Doch einerlei wie man nun die Zahlen und Bewertungsverhältnisse hin oder her rechnet – es gibt vor allem noch einen Fakt, der gegen die allgemeine Warnung vor der großen Immobilienblase spricht: Warum explodieren sowohl Miet- als auch Kaufpreise in den Großstädten so? Weil immer mehr Menschen in die großen Städte ziehen. Und weil dort in den vergangenen Jahren viel zu wenig gebaut worden ist, auch als Spätfolge der langanhaltenden Immobilienkrise der 90er-Jahre. Wenn man sich den Markt wirklich in den Fundamentaldaten ansieht, dann steht dort eine große Nachfrage einem immer noch viel zu kleinen Angebot gegenüber.
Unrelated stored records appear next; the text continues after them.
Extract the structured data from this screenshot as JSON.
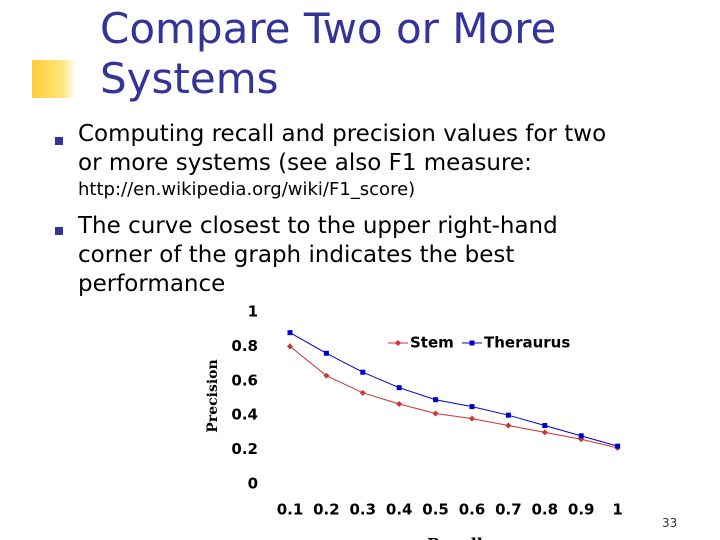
{
  "title": [
    "Compare Two or More",
    "Systems"
  ],
  "bullets": [
    {
      "lines": [
        "Computing recall and precision values for two",
        "or more systems (see also F1 measure:"
      ],
      "link": "http://en.wikipedia.org/wiki/F1_score)"
    },
    {
      "lines": [
        "The curve closest to the upper right-hand",
        "corner of the graph indicates the best",
        "performance"
      ]
    }
  ],
  "page_number": "33",
  "chart_data": {
    "type": "line",
    "x_label": "Recall",
    "y_label": "Precision",
    "categories": [
      "0.1",
      "0.2",
      "0.3",
      "0.4",
      "0.5",
      "0.6",
      "0.7",
      "0.8",
      "0.9",
      "1"
    ],
    "series": [
      {
        "name": "Stem",
        "color": "#cc3333",
        "marker": "diamond",
        "values": [
          0.8,
          0.63,
          0.53,
          0.465,
          0.41,
          0.38,
          0.34,
          0.3,
          0.26,
          0.21
        ]
      },
      {
        "name": "Theraurus",
        "color": "#0000cc",
        "marker": "square",
        "values": [
          0.88,
          0.76,
          0.65,
          0.56,
          0.49,
          0.45,
          0.4,
          0.34,
          0.28,
          0.22
        ]
      }
    ],
    "ylim": [
      0,
      1
    ],
    "yticks": [
      0,
      0.2,
      0.4,
      0.6,
      0.8,
      1
    ],
    "legend": "top"
  }
}
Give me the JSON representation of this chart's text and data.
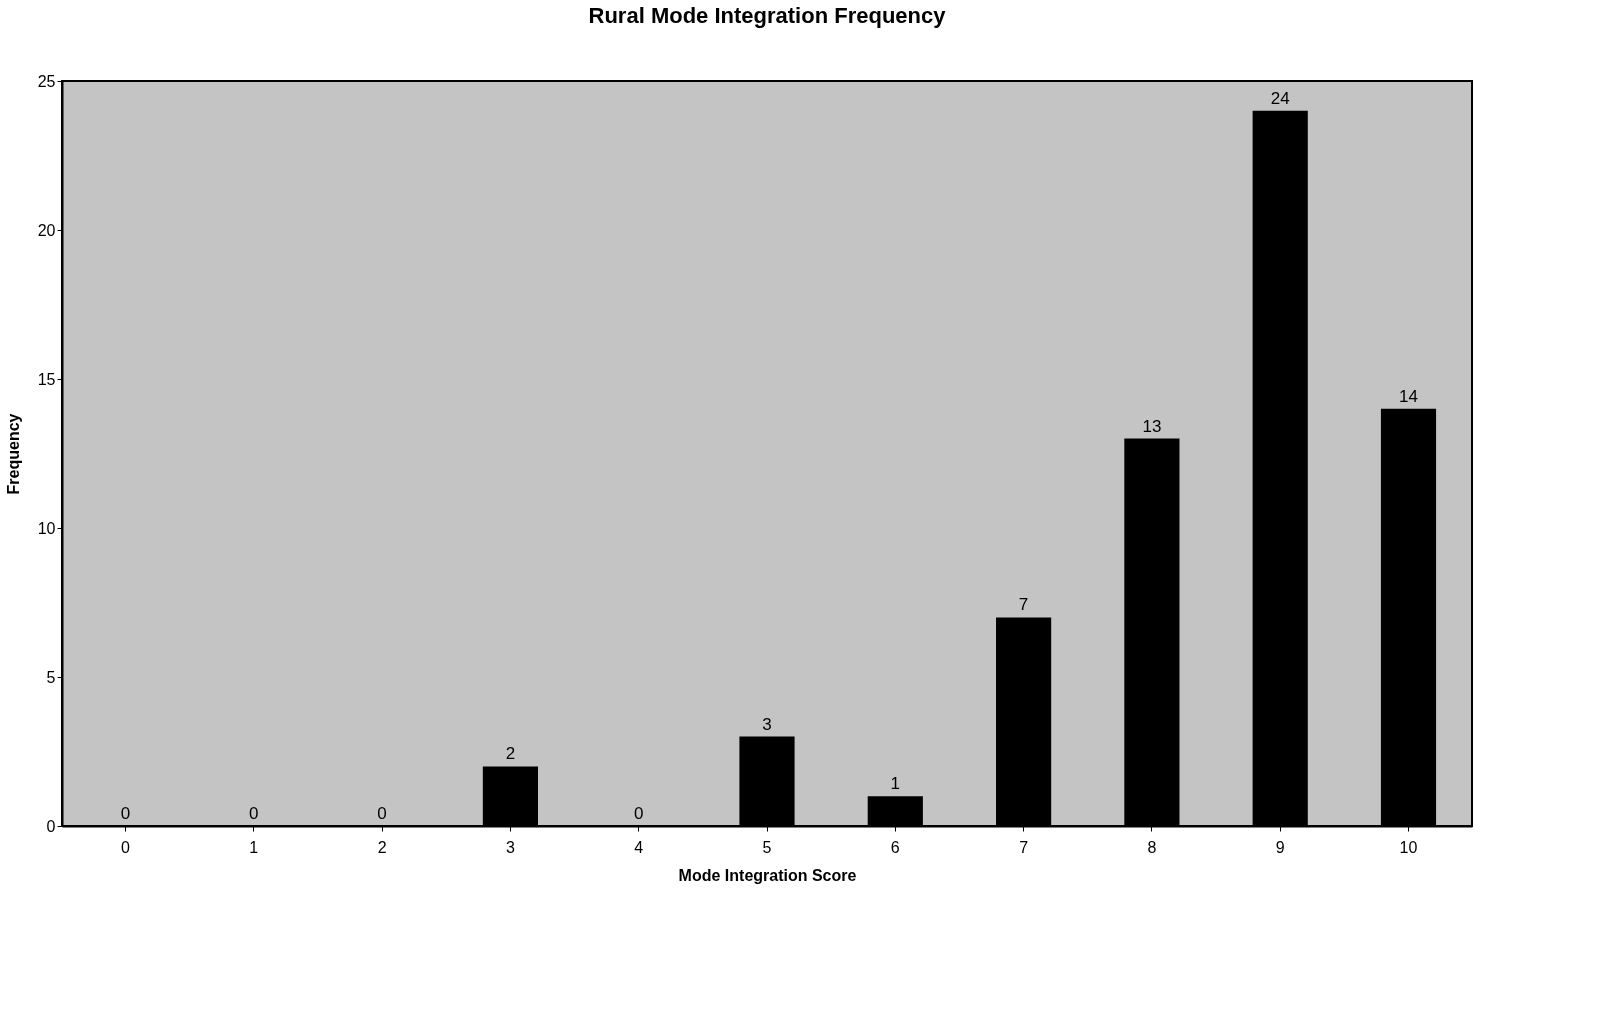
{
  "chart_data": {
    "type": "bar",
    "title": "Rural Mode Integration Frequency",
    "xlabel": "Mode Integration Score",
    "ylabel": "Frequency",
    "categories": [
      "0",
      "1",
      "2",
      "3",
      "4",
      "5",
      "6",
      "7",
      "8",
      "9",
      "10"
    ],
    "values": [
      0,
      0,
      0,
      2,
      0,
      3,
      1,
      7,
      13,
      24,
      14
    ],
    "color": "#000000",
    "ylim": [
      0,
      25
    ],
    "yticks": [
      0,
      5,
      10,
      15,
      20,
      25
    ],
    "grid": false,
    "data_labels": true
  }
}
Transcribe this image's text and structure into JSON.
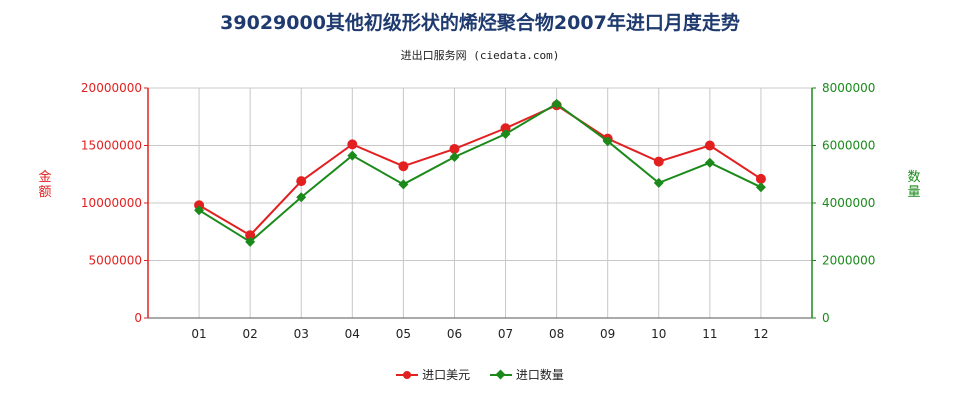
{
  "title": "39029000其他初级形状的烯烃聚合物2007年进口月度走势",
  "subtitle": "进出口服务网 (ciedata.com)",
  "colors": {
    "left": "#e32020",
    "right": "#1b8a1b",
    "grid": "#c8c8c8"
  },
  "chart_data": {
    "type": "line",
    "title": "39029000其他初级形状的烯烃聚合物2007年进口月度走势",
    "categories": [
      "01",
      "02",
      "03",
      "04",
      "05",
      "06",
      "07",
      "08",
      "09",
      "10",
      "11",
      "12"
    ],
    "left_axis": {
      "label": "金额",
      "ylim": [
        0,
        20000000
      ],
      "ticks": [
        "0",
        "5000000",
        "10000000",
        "15000000",
        "20000000"
      ]
    },
    "right_axis": {
      "label": "数量",
      "ylim": [
        0,
        8000000
      ],
      "ticks": [
        "0",
        "2000000",
        "4000000",
        "6000000",
        "8000000"
      ]
    },
    "series": [
      {
        "name": "进口美元",
        "axis": "left",
        "color": "#e32020",
        "marker": "circle",
        "values": [
          9800000,
          7200000,
          11900000,
          15100000,
          13200000,
          14700000,
          16500000,
          18500000,
          15600000,
          13600000,
          15000000,
          12100000
        ]
      },
      {
        "name": "进口数量",
        "axis": "right",
        "color": "#1b8a1b",
        "marker": "diamond",
        "values": [
          3750000,
          2650000,
          4200000,
          5650000,
          4650000,
          5600000,
          6400000,
          7450000,
          6150000,
          4700000,
          5400000,
          4550000
        ]
      }
    ],
    "grid": true,
    "legend_position": "bottom"
  }
}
Einen wirklichen Preissturz würde es also nur geben, wenn plötzlich viel weniger Menschen Wohnraum suchten als bisher. Wenn also zehntausende Menschen jährlich die Lust verlören, sich in Berlin, Hamburg oder München niederzulassen – und stattdessen lieber in ihren Heimatregionen oder ihren europäischen Heimatländern blieben. Nun sind europäische Mobilitätsbewegungen schwer vorhersagbar, für deutsche Wanderungsbewegungen aber gilt: So lange selbst in den Kleinstädten und sogar in den Schrumpfungsregionen die Hauspreise anziehen, wie Daten von Empirica und vom DIW belegen, sind die „Bleibeanreize“ der Menschen dort gering, wie es im Ökonomensprech heißt. So lange wird es eher noch mehr Zuzug in die Städte geben.

Infografik: Deutsche Großstädte können Wohnungsbedarf nicht decken | Statista Mehr Infografiken finden Sie bei Statista

Es wird viel zu groß gebaut

Und dort bleibt der Wohnungsmarkt auf viele Jahre hart umkämpft, denn vor allem ein Verhältnis stimmt dort schon lange nicht mehr – und gerade das sorgt für immer mehr Schieflage zwischen wachsender Nachfrage und viel zu kleinem Angebot: Es wird nicht nur zu wenig, sondern auch falsch gebaut. Viel zu groß nämlich.

In den größten deutschen Städten wohnen rund 50 Prozent aller Einwohner allein, also in Singlehaushalten. Und gut 75 bis 80 Prozent der Haushalte bestehen aus maximal zwei Personen. Aber kleine Wohnungen gibt es für sie so gut wie nicht. In Essen etwa kommen 13 Singles auf eine verfügbare Einzimmerwohnung. Hamburg hat rund dreimal so viele Einpersonenhaushalte wie Ein- und Zweizimmerwohnungen zusammen. Und in Hannover übertrifft die Zahl der Singlehaushalte sogar die Anzahl der Ein-, Zwei- und Dreizimmerwohnungen. In München ist zwar die Zahl der Einzimmerwohnungen noch verhältnismäßig hoch, aber gerade in der bayerischen Hochpreisstadt bestehen 40 Prozent des Wohnungsmarkts aus Vierzimmerwohnungen, mit denen 80 Prozent aller Haushalte gar nichts anfangen können. Weil sich kaum ein Alleinlebender oder ein Pärchen so viel Platz wirklich leisten kann.

Eben diese Fehlverteilung bewirkt, dass sich zunehmend mehr Menschen –Alleinlebende, Paare, Einkommensschwache und Rentner – um einen sehr kleinen Teil des Wohnungsbestands balgen. Daran wird sich auch angesichts der aktuellen Baudaten in absehbarer Zeit nichts ändern. Das sind die messbaren Fundamentalzahlen des Marktes, über die man nicht diskutieren muss. Die horrenden Preissteigerungen jedenfalls erklären sie allemal.